Der 24. Juni ist ein besonderer Tag: Johannistag - ein Kollege erzählte mir, manche nennen ihn auch die “Sommer-Weihnacht”. Der Tag, an dem die Sommersonnenwende gefeiert wird. Der hellste Tag des Jahres. Danach werden die Tage wieder kürzer, auch wenn die Sommermonate noch vor uns liegen.
Johannes der Täufer lebte in der Wüste. Dort, wo man nehmen muss, was kommt: Er ernährte sich von Heuschrecken und wildem Honig, eben dem, was die karge Natur so hergab. Eine unkonventionelle Wahl für einen Mann, der eigentlich Menschen zur Umkehr rufen will - schließlich müssen alle, die ihn sehen wollen, einen weiten Weg auf sich nehmen. Aber: Johannes vertraut darauf, dass sein Plan aufgeht. Dass gerade Jesus zu ihm kommen würde, war wahrscheinlich auch für Johannes eine große Überraschung. Er musste nicht in einem Tempel sein - Jesus ging dahin, wo Johannes war.
Und gerade dort, in der Wüste, riss über Jesus und Johannes der Himmel auf und Gottes Geist erschien.
Auch als Kirche merken wir heute: Wir müssen rausgehen. Die Menschen aufsuchen anstatt zu warten, dass sie in die Kirche kommen. Den Ort wechseln - ohne zu wissen was uns erwartet. Ausprobieren, vertrauen und weiter probieren. Die Heuschrecken und den wilden Honig von heute suchen.

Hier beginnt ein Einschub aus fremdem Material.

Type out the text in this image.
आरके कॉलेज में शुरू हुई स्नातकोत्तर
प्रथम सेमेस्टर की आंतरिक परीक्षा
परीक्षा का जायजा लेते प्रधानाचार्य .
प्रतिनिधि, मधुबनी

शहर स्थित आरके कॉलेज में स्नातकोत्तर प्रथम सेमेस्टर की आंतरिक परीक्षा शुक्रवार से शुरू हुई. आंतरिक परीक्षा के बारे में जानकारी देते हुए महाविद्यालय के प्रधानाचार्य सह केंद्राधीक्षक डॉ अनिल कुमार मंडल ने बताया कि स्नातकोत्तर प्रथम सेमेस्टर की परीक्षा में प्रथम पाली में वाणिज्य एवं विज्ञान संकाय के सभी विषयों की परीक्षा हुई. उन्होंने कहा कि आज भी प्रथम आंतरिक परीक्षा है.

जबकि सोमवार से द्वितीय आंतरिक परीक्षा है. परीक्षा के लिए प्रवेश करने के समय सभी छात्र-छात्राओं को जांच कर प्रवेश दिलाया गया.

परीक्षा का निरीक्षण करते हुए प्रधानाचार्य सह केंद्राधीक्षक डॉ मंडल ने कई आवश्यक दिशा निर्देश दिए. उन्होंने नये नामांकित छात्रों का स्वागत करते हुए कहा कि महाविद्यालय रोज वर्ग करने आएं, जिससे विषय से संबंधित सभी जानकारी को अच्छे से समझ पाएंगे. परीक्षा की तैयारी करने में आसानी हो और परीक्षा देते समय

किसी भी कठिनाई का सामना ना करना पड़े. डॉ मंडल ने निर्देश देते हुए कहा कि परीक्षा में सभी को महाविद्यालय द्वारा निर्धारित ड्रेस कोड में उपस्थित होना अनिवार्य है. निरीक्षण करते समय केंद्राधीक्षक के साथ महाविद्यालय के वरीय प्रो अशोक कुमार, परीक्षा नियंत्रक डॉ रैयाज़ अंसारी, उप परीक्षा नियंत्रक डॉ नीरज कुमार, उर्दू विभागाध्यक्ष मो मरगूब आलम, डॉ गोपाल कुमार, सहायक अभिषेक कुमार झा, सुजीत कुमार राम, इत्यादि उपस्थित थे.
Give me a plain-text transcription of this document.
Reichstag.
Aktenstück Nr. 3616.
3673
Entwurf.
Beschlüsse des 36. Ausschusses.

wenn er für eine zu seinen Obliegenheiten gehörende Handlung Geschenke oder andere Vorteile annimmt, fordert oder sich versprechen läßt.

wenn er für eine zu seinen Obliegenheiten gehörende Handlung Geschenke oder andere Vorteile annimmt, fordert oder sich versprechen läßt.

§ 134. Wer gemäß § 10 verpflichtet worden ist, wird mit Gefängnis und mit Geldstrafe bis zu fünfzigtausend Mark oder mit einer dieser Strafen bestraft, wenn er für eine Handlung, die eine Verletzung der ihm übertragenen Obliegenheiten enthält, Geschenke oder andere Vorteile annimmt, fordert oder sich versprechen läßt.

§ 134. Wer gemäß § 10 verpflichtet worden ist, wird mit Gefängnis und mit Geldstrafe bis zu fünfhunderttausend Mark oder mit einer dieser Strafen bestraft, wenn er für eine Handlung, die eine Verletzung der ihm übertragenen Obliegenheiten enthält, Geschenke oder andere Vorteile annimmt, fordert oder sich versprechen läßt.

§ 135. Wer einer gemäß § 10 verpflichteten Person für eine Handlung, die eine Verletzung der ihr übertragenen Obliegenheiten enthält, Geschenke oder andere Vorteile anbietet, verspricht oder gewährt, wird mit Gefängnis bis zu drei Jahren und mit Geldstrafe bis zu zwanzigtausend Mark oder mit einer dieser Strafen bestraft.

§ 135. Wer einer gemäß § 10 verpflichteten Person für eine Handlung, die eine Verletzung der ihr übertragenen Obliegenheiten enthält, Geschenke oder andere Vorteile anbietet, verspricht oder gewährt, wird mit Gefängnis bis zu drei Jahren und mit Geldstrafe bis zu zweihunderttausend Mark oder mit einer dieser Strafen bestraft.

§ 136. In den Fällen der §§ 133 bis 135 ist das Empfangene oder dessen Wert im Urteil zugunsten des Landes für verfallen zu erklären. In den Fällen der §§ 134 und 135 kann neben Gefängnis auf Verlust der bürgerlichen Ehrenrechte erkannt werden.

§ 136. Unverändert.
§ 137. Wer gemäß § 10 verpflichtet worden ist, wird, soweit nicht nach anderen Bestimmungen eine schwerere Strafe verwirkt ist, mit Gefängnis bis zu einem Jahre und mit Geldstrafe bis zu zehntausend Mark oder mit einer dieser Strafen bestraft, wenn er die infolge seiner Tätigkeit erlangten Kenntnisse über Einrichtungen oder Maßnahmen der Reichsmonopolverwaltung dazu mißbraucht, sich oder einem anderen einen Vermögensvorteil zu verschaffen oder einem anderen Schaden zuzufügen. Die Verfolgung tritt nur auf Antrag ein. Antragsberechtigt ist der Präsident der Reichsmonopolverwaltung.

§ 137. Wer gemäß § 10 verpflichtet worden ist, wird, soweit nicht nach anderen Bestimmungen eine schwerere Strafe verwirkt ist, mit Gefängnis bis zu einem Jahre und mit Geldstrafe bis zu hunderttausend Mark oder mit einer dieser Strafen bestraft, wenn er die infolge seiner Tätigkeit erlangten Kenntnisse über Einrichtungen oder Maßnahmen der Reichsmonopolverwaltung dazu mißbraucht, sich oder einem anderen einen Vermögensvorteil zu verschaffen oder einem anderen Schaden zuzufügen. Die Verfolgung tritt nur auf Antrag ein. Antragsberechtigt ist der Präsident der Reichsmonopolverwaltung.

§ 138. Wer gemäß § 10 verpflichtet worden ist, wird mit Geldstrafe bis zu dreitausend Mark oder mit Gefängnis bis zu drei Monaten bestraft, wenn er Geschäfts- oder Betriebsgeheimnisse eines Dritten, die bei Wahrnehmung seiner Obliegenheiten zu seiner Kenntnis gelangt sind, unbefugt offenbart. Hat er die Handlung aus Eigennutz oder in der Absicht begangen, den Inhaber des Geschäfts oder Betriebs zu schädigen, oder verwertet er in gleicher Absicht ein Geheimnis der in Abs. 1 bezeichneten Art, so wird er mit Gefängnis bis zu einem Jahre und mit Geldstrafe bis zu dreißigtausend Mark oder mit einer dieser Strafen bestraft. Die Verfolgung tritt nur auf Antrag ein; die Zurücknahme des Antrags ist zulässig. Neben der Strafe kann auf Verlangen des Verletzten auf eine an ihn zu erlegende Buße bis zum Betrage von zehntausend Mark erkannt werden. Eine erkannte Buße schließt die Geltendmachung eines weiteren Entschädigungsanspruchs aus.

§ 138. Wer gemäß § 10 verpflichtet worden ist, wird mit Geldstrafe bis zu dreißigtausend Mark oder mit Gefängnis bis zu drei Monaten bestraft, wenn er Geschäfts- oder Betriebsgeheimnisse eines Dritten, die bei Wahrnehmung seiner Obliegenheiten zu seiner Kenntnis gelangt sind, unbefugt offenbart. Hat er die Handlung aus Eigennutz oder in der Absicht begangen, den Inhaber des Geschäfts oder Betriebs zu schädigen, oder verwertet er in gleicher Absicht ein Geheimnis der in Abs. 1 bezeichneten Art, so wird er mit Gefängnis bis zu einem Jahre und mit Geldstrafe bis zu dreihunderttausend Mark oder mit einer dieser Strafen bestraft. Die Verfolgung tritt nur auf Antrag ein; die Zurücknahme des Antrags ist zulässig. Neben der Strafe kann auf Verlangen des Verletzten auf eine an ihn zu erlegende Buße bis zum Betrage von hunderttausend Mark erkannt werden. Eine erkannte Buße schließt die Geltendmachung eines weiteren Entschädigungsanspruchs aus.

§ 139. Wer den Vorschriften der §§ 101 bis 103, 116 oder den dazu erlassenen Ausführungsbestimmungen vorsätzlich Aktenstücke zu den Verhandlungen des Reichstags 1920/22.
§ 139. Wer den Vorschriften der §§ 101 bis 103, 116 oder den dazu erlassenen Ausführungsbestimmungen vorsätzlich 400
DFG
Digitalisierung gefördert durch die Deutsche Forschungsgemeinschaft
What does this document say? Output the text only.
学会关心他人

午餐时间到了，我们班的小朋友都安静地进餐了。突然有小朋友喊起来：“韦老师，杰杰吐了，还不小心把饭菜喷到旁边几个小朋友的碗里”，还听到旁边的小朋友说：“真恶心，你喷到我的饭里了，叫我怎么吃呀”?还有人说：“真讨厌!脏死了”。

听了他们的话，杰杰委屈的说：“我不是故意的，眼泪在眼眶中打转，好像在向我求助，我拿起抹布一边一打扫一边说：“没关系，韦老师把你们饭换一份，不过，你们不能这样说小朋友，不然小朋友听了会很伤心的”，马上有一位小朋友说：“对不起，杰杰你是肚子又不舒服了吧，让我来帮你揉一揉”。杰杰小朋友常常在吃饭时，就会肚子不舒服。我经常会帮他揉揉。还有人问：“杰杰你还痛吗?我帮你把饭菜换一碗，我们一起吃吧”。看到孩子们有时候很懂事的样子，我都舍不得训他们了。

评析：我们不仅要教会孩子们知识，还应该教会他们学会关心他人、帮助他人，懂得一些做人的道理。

Der Johannistag steht also für zweierlei: Neues wagen - und gleichzeitig vertrauen. Und vielleicht ist das auch ein Kennzeichen von Glaube an sich: Dass wir durch das Vertrauen keine Angst vor Neuem haben.
Wir leben in einer Zeit, in der wir vieles selbst in der Hand haben möchten. Den Urlaub planen - Hotel buchen, Anfahrt organisieren, Ausflüge recherchieren, das Wetter im Blick behalten - das ist gut und wichtig. Wir wollen Verantwortung übernehmen, für uns und andere sorgen. Aber am Ende lassen sich nicht alle Eventualitäten bedenken: Der Flug hat Verspätung, das Wetter spielt nicht mit, und das kleine Café um die Ecke wird zur schönsten Entdeckung der ganzen Reise.
Der Johannistag gibt uns Gelegenheit innezuhalten. Die Sommermonate, die vor uns liegen, haben eine andere Qualität - auch wer arbeitet, spürt den veränderten Rhythmus. Längere Abende, mehr Licht, vielleicht ein langsameres Tempo. Urlaubszeit für manche, aber für alle eine Zeit, wo das Leben etwas weiter wird.
Da schwingt Sommersonne-Wärme mit. Wie schön, in die kommenden Wochen zu gehen und zu entdecken, wo sich der Himmel auftut. Wo unser Weg-Ebnen auf Gottes Handeln trifft.
Johannes fand in der Wüste heraus, dass sich das Leben nicht vollständig planen lässt - und das ist gut so. So entdecken auch wir heute Jesus an überraschenden Orten, und der Himmel geht auf, wo wir es vielleicht nicht vermuten.
Der längste Tag des Jahres ist vorbei, aber das Licht bleibt. Und mit ihm die Einladung: “Ebnet den Weg des Herrn!” - unseren Teil tun und dann staunen, was Gott daraus macht.